The world of investment knows Jack Dreyfus Jr., president of Dreyfus Fund Inc., as a financier with a remarkably analytical eye for the future performance of securities. This week, in the story beginning on page 62, SPORTS ILLUSTRATED takes pleasure in presenting the same Jack Dreyfus as a horseman and breeder with a remarkably analytical eye for the future performance of Thoroughbreds. Racing fans stand to learn a few things about the investment business and investors something of the lively business of running a racing stable; SI readers of all interests are invited to enjoy the personality story of an American with steady wits in sport and Wall Street.
The assignment to find and tell the story of Alabama-born Jack Dreyfus was given to Novelist Joe David Brown (Stars in My Crown, The Freeholder, Kings Go Forth), who happens to be an Alabaman himself. Brown quickly found that his problem was getting enough time with his subject, without interruption, to show the dimensions of his man. " Jack Dreyfus does get away to the track or to his breeding farm in Florida occasionally, but not at the expense of his Wall Street affairs," notes Joe David. Sessions in Dreyfus' office were not enough for Brown, who declares himself "constitutionally unable to write about anybody on short acquaintance." Finally, after he had talked also with Dreyfus' friends and associates in Wall Street and had scouted the Florida horse farm, Brown and his subject slipped off to Dreyfus' Manhattan penthouse for a long and leisurely luncheon, followed by a long and leisurely talk—"and only then did I feel I knew him well enough to put him down on paper."

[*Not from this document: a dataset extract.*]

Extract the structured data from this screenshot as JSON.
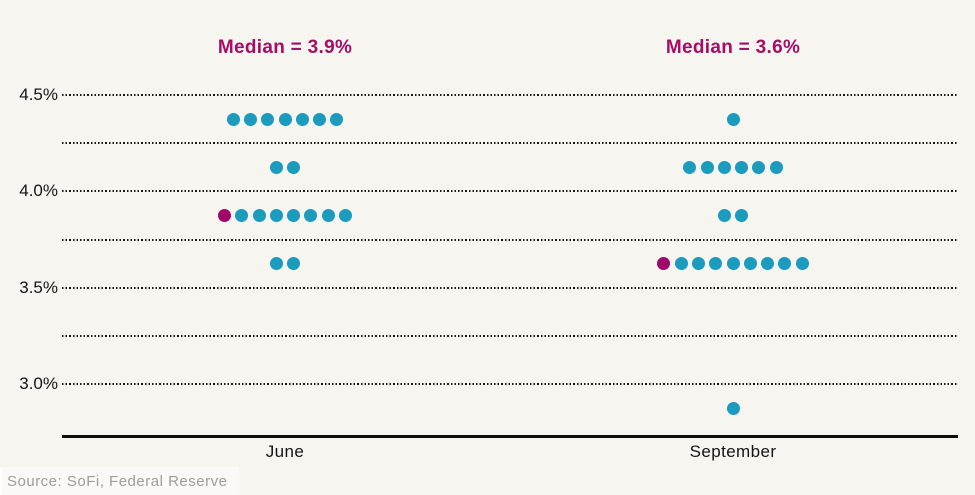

The time-consuming novelist's method that Joe David Brown brings to his writing nowadays is an acquired one. His first job after the University of Alabama ('34) was hustling a police reporter's beat for the Birmingham Post. After a spell as city editor of the Dothan ( Ala.) Eagle he set out to explore the U.S., working on newspapers in Chattanooga and St. Louis, press-agenting for a Mississippi River showboat and serving as a warden for the Alabama Department of Conservation. He was just settling down as a reporter for the high-speed New York Daily News when World War II came along. Brown jumped in with both feet as a forward-observer parachutist with the 101st Airborne Division, earned a Purple Heart and a Croix de Guerre. A frequent contributor to SPORTS ILLUSTRATED, Brown has recently written for us on such subjects as the Murchison brothers of Texas, how to catch a sturgeon and the nation's affection for the Daisy air rifle.

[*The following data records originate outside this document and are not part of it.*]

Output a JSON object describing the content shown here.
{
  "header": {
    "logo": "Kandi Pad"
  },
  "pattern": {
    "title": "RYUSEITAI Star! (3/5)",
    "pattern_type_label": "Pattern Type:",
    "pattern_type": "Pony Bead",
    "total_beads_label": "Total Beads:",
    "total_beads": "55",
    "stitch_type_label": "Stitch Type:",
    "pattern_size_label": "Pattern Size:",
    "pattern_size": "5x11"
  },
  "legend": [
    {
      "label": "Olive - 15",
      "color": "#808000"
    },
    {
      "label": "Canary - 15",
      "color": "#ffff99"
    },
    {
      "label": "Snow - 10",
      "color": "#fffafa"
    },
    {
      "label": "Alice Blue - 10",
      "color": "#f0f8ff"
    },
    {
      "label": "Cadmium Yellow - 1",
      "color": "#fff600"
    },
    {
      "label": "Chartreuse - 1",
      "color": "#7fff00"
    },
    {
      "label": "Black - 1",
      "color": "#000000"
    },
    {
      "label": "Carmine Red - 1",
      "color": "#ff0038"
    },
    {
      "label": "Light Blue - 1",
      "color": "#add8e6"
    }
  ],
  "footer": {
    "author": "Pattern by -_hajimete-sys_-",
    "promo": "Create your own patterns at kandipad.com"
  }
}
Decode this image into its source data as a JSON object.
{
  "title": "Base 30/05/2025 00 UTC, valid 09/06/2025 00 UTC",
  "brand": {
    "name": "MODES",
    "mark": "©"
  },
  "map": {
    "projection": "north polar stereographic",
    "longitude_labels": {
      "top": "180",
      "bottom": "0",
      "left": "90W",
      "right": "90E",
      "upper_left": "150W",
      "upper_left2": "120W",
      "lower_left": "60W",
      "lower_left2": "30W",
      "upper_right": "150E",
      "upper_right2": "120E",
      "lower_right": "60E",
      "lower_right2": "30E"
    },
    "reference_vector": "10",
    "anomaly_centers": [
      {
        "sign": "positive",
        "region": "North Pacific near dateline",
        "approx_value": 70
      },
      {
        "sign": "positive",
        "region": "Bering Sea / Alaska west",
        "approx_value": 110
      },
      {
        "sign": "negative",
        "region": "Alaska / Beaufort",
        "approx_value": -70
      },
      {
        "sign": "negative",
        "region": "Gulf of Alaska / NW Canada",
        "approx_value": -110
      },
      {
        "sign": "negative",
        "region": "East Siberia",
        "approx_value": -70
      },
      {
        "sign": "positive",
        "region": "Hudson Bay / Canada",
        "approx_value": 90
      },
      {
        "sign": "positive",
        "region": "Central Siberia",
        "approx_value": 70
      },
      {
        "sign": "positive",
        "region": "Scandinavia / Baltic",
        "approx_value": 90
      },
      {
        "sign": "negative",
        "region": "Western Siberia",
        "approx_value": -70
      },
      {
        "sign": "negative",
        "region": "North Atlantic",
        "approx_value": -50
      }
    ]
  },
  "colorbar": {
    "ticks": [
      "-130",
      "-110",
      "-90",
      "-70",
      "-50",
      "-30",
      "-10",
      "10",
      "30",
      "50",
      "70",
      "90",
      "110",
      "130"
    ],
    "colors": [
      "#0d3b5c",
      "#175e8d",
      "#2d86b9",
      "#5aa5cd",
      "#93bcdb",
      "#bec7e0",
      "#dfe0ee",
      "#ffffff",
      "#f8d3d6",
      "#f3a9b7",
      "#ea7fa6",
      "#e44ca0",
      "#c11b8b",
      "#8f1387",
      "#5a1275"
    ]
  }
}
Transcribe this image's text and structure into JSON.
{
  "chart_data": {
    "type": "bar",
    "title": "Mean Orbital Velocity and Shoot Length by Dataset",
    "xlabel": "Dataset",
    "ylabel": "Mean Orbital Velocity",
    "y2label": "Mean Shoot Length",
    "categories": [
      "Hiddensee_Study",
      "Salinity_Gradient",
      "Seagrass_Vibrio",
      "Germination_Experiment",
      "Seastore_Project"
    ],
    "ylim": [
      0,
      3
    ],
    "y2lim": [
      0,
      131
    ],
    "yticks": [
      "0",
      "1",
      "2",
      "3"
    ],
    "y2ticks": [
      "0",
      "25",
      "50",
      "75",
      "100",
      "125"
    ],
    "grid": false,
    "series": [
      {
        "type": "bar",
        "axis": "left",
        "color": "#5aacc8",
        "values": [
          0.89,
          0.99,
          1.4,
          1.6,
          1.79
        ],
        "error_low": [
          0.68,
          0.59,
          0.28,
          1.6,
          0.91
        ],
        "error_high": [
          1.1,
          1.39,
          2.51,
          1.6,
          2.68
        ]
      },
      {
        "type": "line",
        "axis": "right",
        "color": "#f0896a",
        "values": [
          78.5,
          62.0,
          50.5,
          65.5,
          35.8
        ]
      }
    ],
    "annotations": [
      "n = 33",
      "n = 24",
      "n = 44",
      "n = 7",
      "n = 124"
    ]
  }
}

While Brown was working on the Dreyfus story, our picture department was looking for a suitable photographic illustration to open it—suitable, that is, for a Wall Streeter who has made a perambulating lion the advertising symbol of his firm. Their solution was the photograph by Neal Barr on page 62. The lion in the background is not as live as it may look, Dreyfus having agreed with the photographer that "all live lions are very unpredictable." Our lion came originally from Uganda and is now booked for occasional appearances by the Cypress Hills Taxidermy Studio of Brooklyn, N.Y.